Cuando el seguro se te escapa: cuidado con las cláusulas “Claim Made”

Un accidente de trabajo resulta siempre un suceso lamentable. En primer lugar, para el trabajador que lo sufre (o para sus familiares), pero lo cierto es que también para la empresa responsable de velar por su seguridad. El accidente supone el pistoletazo de salida para la posible derivación al empleador de una serie de responsabilidades (administrativas, penales, civiles y/o de seguridad social) de importante impacto económico que, muchas veces, resultan difícilmente asumibles y más teniendo en cuenta los tiempos que corren.

 

La gran mayoría de empresarios tratan de minimizar estos riesgos económicos contratando seguros para cubrir algunas de estas contingencias, como es el caso de los seguros de responsabilidad civil patronal. Pero ojo, la contratación de este tipo de pólizas sin atender previamente al contenido de su clausulado (o asesorarse sobre éste) puede dar al empresario una falsa sensación de seguridad.

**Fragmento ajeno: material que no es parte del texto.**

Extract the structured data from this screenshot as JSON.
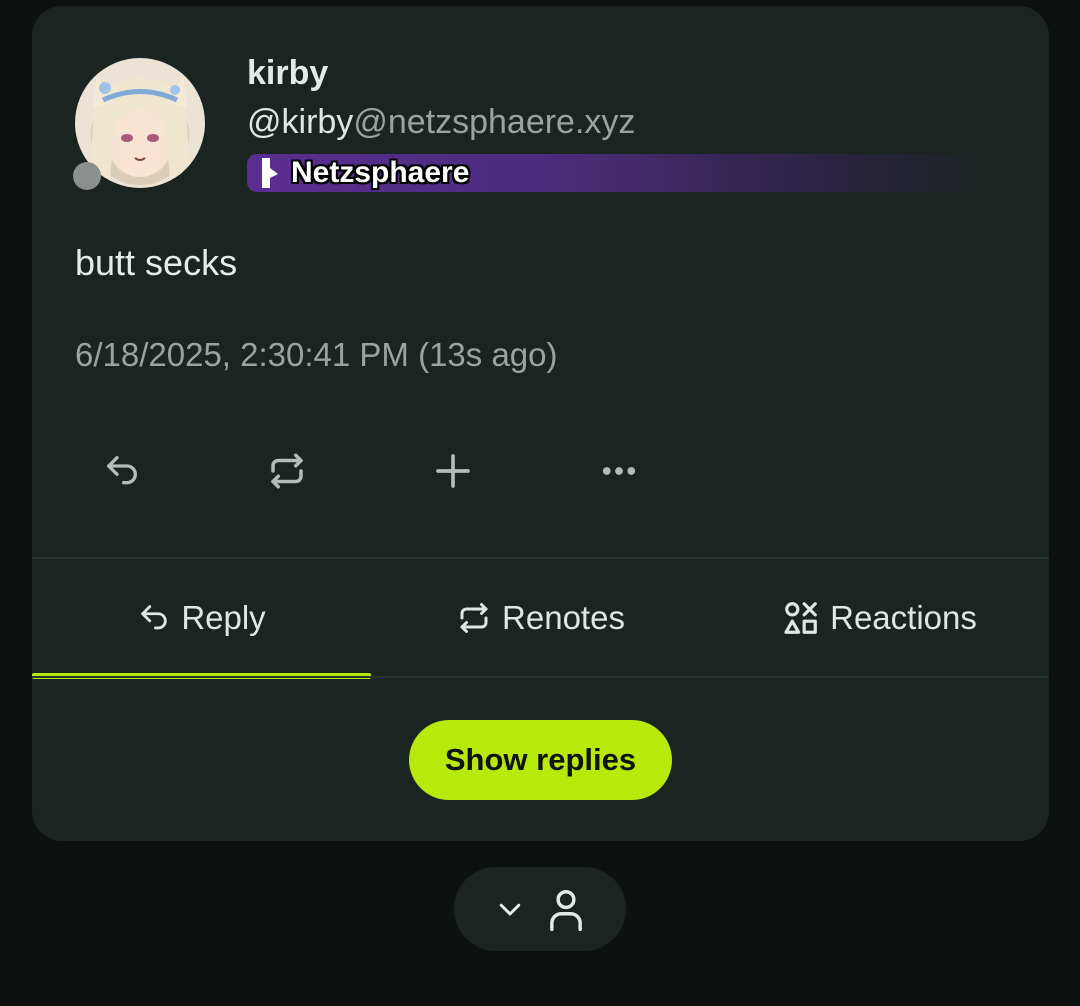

En estos casos, el golpe de realidad resulta duro de encajar cuando, tras años de cumplido abono de las primas, llega el momento de pagar y ves cómo la aseguradora rechaza la cobertura.

 

Un tipo de cláusulas que generan muchos problemas en este sentido y que las empresas deben tener muy en cuenta (sobre todo en caso en el caso de que no hayan sido “fieles” a una sola compañía aseguradora y hayan cambiado a otra) son las denominadas “claim made” o cláusulas de delimitación temporal de la cobertura del seguro.

 

Un ejemplo sería la cláusula que supedita la cobertura, no sólo a que el siniestro sea producido dentro de la vigencia del mismo, sino a que su reclamación sea comunicada al asegurador dentro de un periodo temporal máximo a contar desde la fecha de rescisión de la póliza (pongamos 1 año desde que cambiamos de compañía).

 

¿Cuál es el problema? Si el daño producido al trabajador por el accidente se manifiesta dentro del periodo de vigencia de la póliza y la reclamación se produce dentro de ese lapso temporal (de 1 año) desde que se ha cambiado de compañía aseguradora, probablemente ninguno.

 

Ahora bien, teniendo en cuenta que los daños no siempre afloran de manera inmediata y puede que se manifiesten años después del accidente, si transcurrió más de 1 año, probablemente nos encontraremos con el rechazo de la aseguradora a cubrir los daños y tocará al empleador asumir, en caso de condena, el importe correspondiente a la indemnización por daños y perjuicios.

 

Para evitar estas situaciones, ¿cuáles son nuestras recomendaciones?

 

    1. Cuando tenga lugar un accidente laboral comunica de manera inmediata y fehaciente el siniestro a la aseguradora, aunque pienses que el mismo carece de relevancia por tratarse de una lesión leve o, aunque no te haya llegado ninguna reclamación judicial por parte del trabajador.
    2. Antes de cambiar de compañía de seguros, comprueba si existe una cláusula de este tipo (claim made) para que puedas tener en cuenta la posible laguna de cobertura. Más si ha habido accidentes durante el periodo de vigencia de la póliza anterior que puedan dar lugar a un daño diferido. No se trata de que no cambies de compañía, sino de que la situación pueda ser tenida en cuenta en la próxima póliza.
    3. En todo caso, te recomendamos que un profesional revise el contenido de tus pólizas de seguro para que pueda asesorarte y explicarte cuales son las posibles contingencias de su clausulado.

 

De esta forma, evitaremos que el seguro se nos escape por la puerta y que los pagos que hemos venido realizando sirvan para aquello para lo que se hicieron: cubrir las responsabilidades por el accidente.